Blind feature engineering

3

1

I received a dataset for analysis that had ~100 numeric columns with anonymous column names($X1$, $X2$, $X3$, etc...) and asked to do a binary classification. My resulting classification algorithm using a SVM had good accuracy (> 95%), but I was unable to do much in the way of feature engineering or feature generation other than the standard scaling, null-value replacement, etc, since I had no intuition about the columns.

Is there any standard logic as to how to do some sort of automated feature generation, i.e. some simple mathematical combinations of various columns to create new, useful features? Does this sort of thing have any mathematical basis for linear or tree-based models? Or is feature engineering only really meaningful when one has intuition based on the column names...

shwan

Posted 2019-07-30T03:15:46.577

Reputation: 153

You can try analyzing the feature importance of the cols and then try to use statistics and decipher the meaning of the underlying cols – Aditya – 2019-07-30T05:35:12.227

1

Maybe relevant to your question http://www.orges-leka.de/automatic_feature_engineering.html The method is based on Bourgain Embedding.

– None – 2019-08-31T15:42:06.497

95% accuracy sounds good, but what's your class size distribution? – Itamar Mushkin – 2020-06-30T14:23:18.570

Answers

1

I think your question has multiple answers. Let's start with a tool created with this purpose named featuretools. You can read more about it on the excellent documentation, but just to give you an intuition, think about a dataset that is on transaction level, that is, you have one row a new transaction, and then you want to make predictions based on customer level, you will create a series of features based on transactions, for example:

  • mean, max, min, sum, std of transactions values
  • number of transactions
  • number of unique products bought
  • ...

This tool will automate all these tasks based on entity sets and relationships between your datasets.

Now, think about your situation, you might use PolynomialFeatures from scikit-learn to generate interactions and polynomial features that is more automated than other approaches.

Having said that, based on your score, in a real application, using these approaches, or trying to improve performance using more features, is overwhelming and not useful. We use kaggle as our standard training, and I think it is really good, but business requires explanation as well, and they will be happy with less predictive algorithm if they can trust on it.

Victor Oliveira

Posted 2019-07-30T03:15:46.577

Reputation: 725

Explanation is hard with anonymous columns. – Itamar Mushkin – 2020-06-30T14:24:10.517

What do you mean by that? @ItamarMushkin – Victor Oliveira – 2020-06-30T14:31:50.713

0

Another related problem, which I think worth considering, before generating more features, is to determine which columns are important for classification task, i.e. improve prediction of target variable.

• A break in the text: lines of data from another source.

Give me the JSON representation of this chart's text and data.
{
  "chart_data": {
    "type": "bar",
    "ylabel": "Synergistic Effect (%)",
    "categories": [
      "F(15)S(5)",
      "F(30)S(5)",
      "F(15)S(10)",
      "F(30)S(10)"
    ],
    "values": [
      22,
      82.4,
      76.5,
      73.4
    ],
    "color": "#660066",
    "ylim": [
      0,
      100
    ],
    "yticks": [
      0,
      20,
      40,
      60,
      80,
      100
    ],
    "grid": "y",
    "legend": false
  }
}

One common way is to rely on feature importance scores, but a disadvantage of this is that the scores are only available after training model. To guess which features improve prediction of target variable before training, we can compute correlation among features and target. Note that correlation computation only works for numeric features. To measure relationship between a categorical feature and a numeric target, we need other measurements, called association. You can find out more in this nice article.

Victor Luu

Posted 2019-07-30T03:15:46.577

Reputation: 223